We opened our Engen Phambili road show in Bloemfontein yesterday. It was a challenging time for me on a personal level; I am recovering from Tick Bite Fever (a result of my gorgeous, irresponsible and crazy week long birthday celebrations), I am deeply shaken by the resurgence of xenophobia in our country and, being a bit of a sick and vulnerable emotional wreck, I weep about it in public. I did that at the breakfast table at the hotel yesterday morning. Also, since the Rhodes Must Fall campaign, my race antennae are buzzing and crackling, and on high alert for the minutest racial issue, to the point where my 90% black cast tease me about it. Bloemfontein might not seem the best place for my personal race riot warning system to go on the fritz, although I am definitely noticing how much more integrated and sorted the inner city of Bloom is.
So, after my gorgeous cast had warmed up, costumed up and miked up they were backstage and ready, and I was sitting in the auditorium of the bizarre city hall (a first time venue for us). It is a huge, traditional space, with funny wall chandeliers, a massive prosc-arch stage and brown leatherette chairs that are mostly on the verge of exploding or collapsing. Add to the mix the red, white and blue colours of Engen branding, stage lights, huge backdrops and a giant video screen and you can start to understand the strange mix of time, place and thing.

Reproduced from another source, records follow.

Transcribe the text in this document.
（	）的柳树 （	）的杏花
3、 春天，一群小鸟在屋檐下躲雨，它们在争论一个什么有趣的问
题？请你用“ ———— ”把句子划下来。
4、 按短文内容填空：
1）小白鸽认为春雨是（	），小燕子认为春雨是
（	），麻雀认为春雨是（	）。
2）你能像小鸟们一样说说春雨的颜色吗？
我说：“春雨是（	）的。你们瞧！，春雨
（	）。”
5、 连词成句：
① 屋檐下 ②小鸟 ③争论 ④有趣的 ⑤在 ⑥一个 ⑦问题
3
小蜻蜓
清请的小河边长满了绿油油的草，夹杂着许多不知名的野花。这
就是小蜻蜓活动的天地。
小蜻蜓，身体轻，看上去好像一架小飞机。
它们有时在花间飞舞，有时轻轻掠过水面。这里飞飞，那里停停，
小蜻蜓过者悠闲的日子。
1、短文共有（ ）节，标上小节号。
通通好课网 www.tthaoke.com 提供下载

The doors finally opened and the Engen petrol pump attendants and cashiers (some from as far away as Welkom and Lesotho) started filing in. There is always a buzz of excitement in the air when people take their seats. It has been 10 years of exciting, entertaining and fabulous roadshow.
When the flood of entrants had become a trickle, and people had started filling in the back rows of chairs I saw three white young men in cashier uniforms enter. None of the other petrol pump attendants or cashiers in this audience were white. I noticed them choose seats in the back. I thought about them for a moment and wondered what their world might be like; three white men in a previously entirely black domain, unglamorous and basic employment that it is. Then, further along into the venue, and a few rows up from me a young black petrol pump attendant stood up to have a look around. It was clear that he was sitting with the rest of his team, colleagues and friends from his forecourt, but his searching was for someone. He did a full circle and finally saw the three white guys behind him and in the corner, and turned to give them a questioning thumbs up, a wordless ‘are you guys ok?’. They waved back. ‘We are fine.’ And I, for the second time that morning, cried in public.
That moment of care, of unselfconscious humanity has touched me more deeply than the shouting. And I will hold onto it so tightly in these disturbing, crazy bad times.